# Funk?



## Mike_J_Smith (May 21, 2015)

As I'm fairly new to "proper" coffee, I'm going through ordering 1-1.5KG of beans at a time so that I get a chance to play with them.

In tasting notes there are references to "funk / funky" tastes, but what actually is a "funky" taste? What do you expect from a funky coffee?

I got some Rocko Mountain Reserve from Foundry and am finding a sour (but maybe acidic?) flavour to it. I'm going to try dosing down and maybe pulling longer shots, perhaps increase the temperature, but the tasting notes from Foundry mention "natural funk" now I'm wondering - Is this sourness / acidity the funk taste - ie is it meant to be the way it tastes?

Maybe I just prefer more standard chocolate / toffee / nutty type coffees?

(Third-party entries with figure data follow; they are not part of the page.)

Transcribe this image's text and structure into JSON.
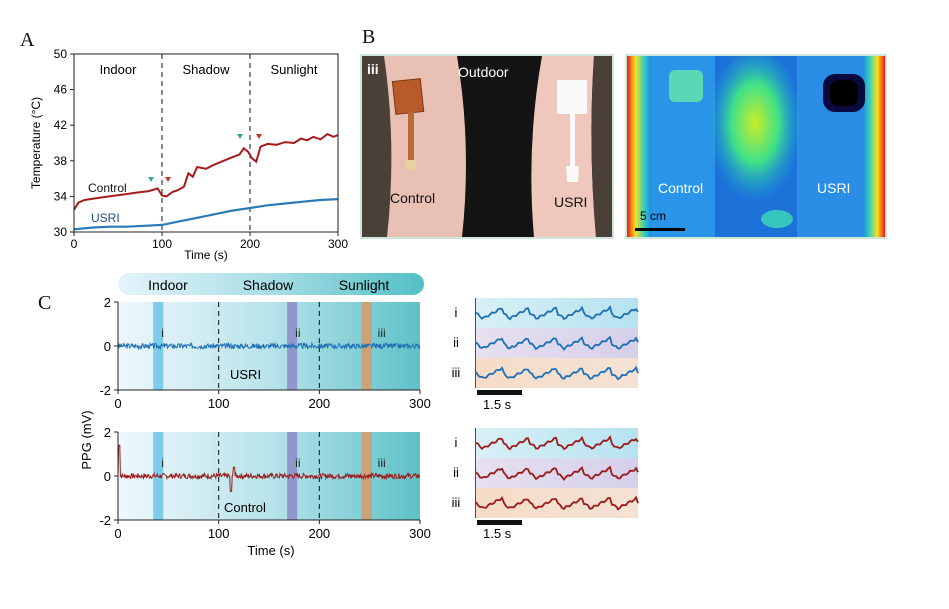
{
  "panels": {
    "a": "A",
    "b": "B",
    "c": "C"
  },
  "panel_b": {
    "photo": {
      "roman": "iii",
      "center": "Outdoor",
      "left": "Control",
      "right": "USRI"
    },
    "thermal": {
      "left": "Control",
      "right": "USRI",
      "scale": "5 cm"
    }
  },
  "panel_c": {
    "phases": [
      "Indoor",
      "Shadow",
      "Sunlight"
    ],
    "ylabel": "PPG (mV)",
    "xlabel": "Time (s)",
    "marks": [
      "i",
      "ii",
      "iii"
    ],
    "scale_bar": "1.5 s",
    "colors": {
      "usri": "#1f6fb5",
      "control": "#9a1b1b"
    }
  },
  "chart_data": [
    {
      "type": "line",
      "panel": "A",
      "xlabel": "Time (s)",
      "ylabel": "Temperature (°C)",
      "xlim": [
        0,
        300
      ],
      "ylim": [
        30,
        50
      ],
      "xticks": [
        0,
        100,
        200,
        300
      ],
      "yticks": [
        30,
        34,
        38,
        42,
        46,
        50
      ],
      "regions": [
        {
          "label": "Indoor",
          "from": 0,
          "to": 100
        },
        {
          "label": "Shadow",
          "from": 100,
          "to": 200
        },
        {
          "label": "Sunlight",
          "from": 200,
          "to": 300
        }
      ],
      "series": [
        {
          "name": "Control",
          "color": "#a51b1b",
          "x": [
            0,
            5,
            12,
            25,
            40,
            55,
            70,
            85,
            95,
            100,
            105,
            112,
            118,
            125,
            130,
            135,
            140,
            150,
            160,
            170,
            180,
            188,
            193,
            198,
            202,
            207,
            212,
            220,
            230,
            240,
            250,
            258,
            265,
            272,
            280,
            288,
            295,
            300
          ],
          "y": [
            32.5,
            33.3,
            33.6,
            33.8,
            34.0,
            34.2,
            34.4,
            34.6,
            34.9,
            34.1,
            34.0,
            34.5,
            34.7,
            35.1,
            36.6,
            36.2,
            37.3,
            37.1,
            37.6,
            38.0,
            38.4,
            38.7,
            39.4,
            39.0,
            38.3,
            37.9,
            39.6,
            39.9,
            39.8,
            40.1,
            40.0,
            40.5,
            40.3,
            40.7,
            40.4,
            41.0,
            40.7,
            40.9
          ]
        },
        {
          "name": "USRI",
          "color": "#2a7ab5",
          "x": [
            0,
            20,
            40,
            60,
            80,
            100,
            120,
            140,
            160,
            180,
            200,
            220,
            240,
            260,
            280,
            300
          ],
          "y": [
            30.3,
            30.5,
            30.6,
            30.6,
            30.7,
            30.8,
            31.2,
            31.6,
            32.0,
            32.4,
            32.7,
            33.0,
            33.2,
            33.4,
            33.6,
            33.7
          ]
        }
      ]
    },
    {
      "type": "line",
      "panel": "C-top",
      "series_label": "USRI",
      "xlim": [
        0,
        300
      ],
      "ylim": [
        -2,
        2
      ],
      "xticks": [
        0,
        100,
        200,
        300
      ],
      "yticks": [
        -2,
        0,
        2
      ],
      "phase_boundaries": [
        100,
        200
      ],
      "highlight_windows": [
        {
          "label": "i",
          "from": 35,
          "to": 45
        },
        {
          "label": "ii",
          "from": 168,
          "to": 178
        },
        {
          "label": "iii",
          "from": 242,
          "to": 252
        }
      ],
      "baseline": 0,
      "noise_amplitude": 0.12
    },
    {
      "type": "line",
      "panel": "C-bottom",
      "series_label": "Control",
      "xlim": [
        0,
        300
      ],
      "ylim": [
        -2,
        2
      ],
      "xticks": [
        0,
        100,
        200,
        300
      ],
      "yticks": [
        -2,
        0,
        2
      ],
      "phase_boundaries": [
        100,
        200
      ],
      "highlight_windows": [
        {
          "label": "i",
          "from": 35,
          "to": 45
        },
        {
          "label": "ii",
          "from": 168,
          "to": 178
        },
        {
          "label": "iii",
          "from": 242,
          "to": 252
        }
      ],
      "baseline": 0,
      "noise_amplitude": 0.12,
      "spikes": [
        {
          "x": 1,
          "y": 1.4
        },
        {
          "x": 112,
          "y": -0.7
        },
        {
          "x": 115,
          "y": 0.4
        }
      ]
    }
  ]
}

It's almost certain that I'm not getting the best from the bean due to inexperience /poor technique as well.


----------



## jeebsy (May 5, 2013)

Funk is a bit fermented almost, it can be acquired taste so persevere. What recipe are you using?


----------



## garydyke1 (Mar 9, 2011)

A lot of people new to coffee perceive natural process coffees as 'sour' particularly in milk drinks


----------



## Mrboots2u (May 10, 2013)

Dosing down. Grinding finer, pulling longer ( in time ) and heavier ( higher brew ratio ) may help balance the taste for you. Don't be constrsined by 25 seconds for a shot.

As jeebsy said a dose > weight out , that you are using or going to use would be helpful


----------



## MWJB (Feb 28, 2012)

Funk is more a rustic, perhaps farm-yard like taste (not necessarily unpleasant, if that description seems unflattering)? Sourness is usually underextraction and affects washed & natural coffee, it's not part of "funk".

Sour isn't the way it is supposed to taste, grind fine &/or pull longer.

Acidity is an attribute, like in sweet, ripe fruit.

"Acidic" suggests tartness/sharpness, like unripe fruit and is often a brewing defect, not an attribute of a bean. It can also be present in chocolate, nutty, toffee type coffees if under-extracted. Tasting notes tend to assume a reasonable level of extraction.


----------



## jeebsy (May 5, 2013)

MWJB said:


> Funk is more a rustic, perhaps farm-yard like taste (not necessarily unpleasant, if that description seems unflattering)?


I've had a couple of cheeses with that description before and they were pretty challenging


----------



## Mike_J_Smith (May 21, 2015)

Thanks for the responses.

So far, I am using 18g in an 18g VST basket, aiming for 36g out in 25-30 secs. I'm at around 29 seconds now and 92C temperature.

Next I may push the grind finer and go out over 30 seconds and see how that changes things.


----------



## jeebsy (May 5, 2013)

Take the temp up to 94 and try going up to 35 secs


----------



## MWJB (Feb 28, 2012)

jeebsy said:


> I've had a couple of cheeses with that description before and they were pretty challenging


I don't seem particularly good at spotting naturals with just a little funk, but my dad & a colleague at work both always zero right in on it straight away & sometimes find it challenging.

Personally, I prefer Brie de Meaux over the cleaner, pasteurised Brie. Might just be something I'm less sensitive to?


----------



## Mike_J_Smith (May 21, 2015)

jeebsy said:


> Take the temp up to 94 and try going up to 35 secs


Thanks; I'll try that tonight.

I can taste a background taste that could be described as fermented and it is not the sourness. I think I am just underextracting.

Are there particular beans / regions / processes / roasts that are more difficult to extract? On a previous thread, I learnt that these beans are hard - does that play into this?


----------



## 4515 (Jan 30, 2013)

If you want to taste funk, try this one

http://www.hasbean.co.uk/products/nicaragua-limoncillo-natural-red-pacamara-funky

You'll get a good idea if its for you or not


----------



## Jon (Dec 3, 2010)

MWJB said:


> Funk is more a rustic, perhaps farm-yard like taste (not necessarily unpleasant, if that description seems unflattering)


I think this is a really good description!


----------